En la primera infancia, la narración interactiva mediante IA puede contribuir al desarrollo del lenguaje y ampliar el vocabulario. Sin embargo, los niños de estas edades pueden tener dificultades para distinguir entre una interacción con inteligencia artificial y una interacción con personas. Por ello, los investigadores recomiendan priorizar las relaciones humanas y que los padres compartan con sus hijos los contenidos generados por IA para comentar juntos lo que están viendo.
En la infancia media, la IA generativa puede ofrecer experiencias de aprendizaje personalizadas y ayudar a abordar algunas dificultades educativas, además de facilitar la expresión creativa a través del arte o la escritura. No obstante, los niños de esta edad pueden tener problemas para detectar información errónea generada por la IA y podrían sentirse tentados a utilizarla para completar tareas escolares. Los expertos recomiendan fomentar una actitud crítica y mantener un diálogo abierto sobre su uso.
ADOLESCENTES Y CHATBOTS: COMPAÑÍA, SOLEDAD Y SALUD MENTAL
En la adolescencia, la IA puede contribuir a mejorar la alfabetización digital y servir de apoyo en procesos como la elección universitaria.
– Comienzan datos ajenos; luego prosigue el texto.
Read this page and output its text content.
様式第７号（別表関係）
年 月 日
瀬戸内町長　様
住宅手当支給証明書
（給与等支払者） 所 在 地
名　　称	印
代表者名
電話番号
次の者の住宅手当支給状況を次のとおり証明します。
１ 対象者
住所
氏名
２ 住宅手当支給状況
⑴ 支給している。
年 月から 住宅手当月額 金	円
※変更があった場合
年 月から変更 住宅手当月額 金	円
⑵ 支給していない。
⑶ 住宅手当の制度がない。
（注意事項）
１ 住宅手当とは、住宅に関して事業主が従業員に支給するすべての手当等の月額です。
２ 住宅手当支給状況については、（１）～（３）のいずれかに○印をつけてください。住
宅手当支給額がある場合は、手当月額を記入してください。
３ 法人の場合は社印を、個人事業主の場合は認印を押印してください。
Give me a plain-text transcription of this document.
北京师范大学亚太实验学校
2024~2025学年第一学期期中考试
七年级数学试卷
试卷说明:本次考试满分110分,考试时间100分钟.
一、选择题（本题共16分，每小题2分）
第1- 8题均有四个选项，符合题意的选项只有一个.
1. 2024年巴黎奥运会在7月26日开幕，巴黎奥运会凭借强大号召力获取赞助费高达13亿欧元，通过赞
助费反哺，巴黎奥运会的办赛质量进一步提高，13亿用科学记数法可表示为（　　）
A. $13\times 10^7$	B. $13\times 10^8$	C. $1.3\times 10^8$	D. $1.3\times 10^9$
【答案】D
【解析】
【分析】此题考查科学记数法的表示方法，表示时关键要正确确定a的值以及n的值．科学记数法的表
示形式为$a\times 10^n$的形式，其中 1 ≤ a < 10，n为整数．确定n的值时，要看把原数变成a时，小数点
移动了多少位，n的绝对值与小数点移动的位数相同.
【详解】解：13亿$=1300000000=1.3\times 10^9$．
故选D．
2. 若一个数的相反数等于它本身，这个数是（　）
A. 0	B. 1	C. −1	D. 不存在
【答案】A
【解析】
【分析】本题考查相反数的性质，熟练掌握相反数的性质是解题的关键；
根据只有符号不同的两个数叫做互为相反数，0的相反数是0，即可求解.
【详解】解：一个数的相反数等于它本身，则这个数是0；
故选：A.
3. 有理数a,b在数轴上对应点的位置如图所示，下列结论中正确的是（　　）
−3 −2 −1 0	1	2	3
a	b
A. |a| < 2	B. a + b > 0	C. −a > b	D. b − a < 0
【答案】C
Algunos estudios sugieren incluso que la compañía de la IA podría ayudar a reducir la sensación de soledad. Sin embargo, una dependencia excesiva puede disminuir las interacciones sociales presenciales.
También preocupa que algunas herramientas de inteligencia artificial carezcan de las barreras necesarias y puedan responder de forma inapropiada a preguntas relacionadas con la salud mental o el suicidio. Por ello, las familias deben establecer límites claros y evitar que la IA se convierta en un sustituto del desarrollo social y del pensamiento crítico de los adolescentes.
Los profesionales de la pediatría pueden destacar la importancia de supervisar de cerca las interacciones con IA en los niños más pequeños y promover la revisión conjunta del contenido generado por estas herramientas. Además, recuerdan que la información producida por la IA puede ser útil, pero no sustituye la experiencia humana ni el juicio clínico.
Por ello, los padres deben mantener una mirada crítica sobre cualquier contenido generado por inteligencia artificial y transmitir a sus hijos esas mismas habilidades de análisis y pensamiento crítico.
“Los padres, los pediatras y los legisladores son responsables de definir cómo se integrarán las tecnologías de IA generativa en la vida de los niños”, señala el coautor Alexander Fiks, pediatra de atención primaria y director de Clinical Futures, un centro del Research Institute del CHOP.
Los autores concluyen que este campo, en constante crecimiento, requerirá investigación continua para orientar tanto a las familias como a los responsables políticos. El objetivo será maximizar los beneficios de estas herramientas al tiempo que se minimizan los posibles riesgos y se garantiza la seguridad de los menores.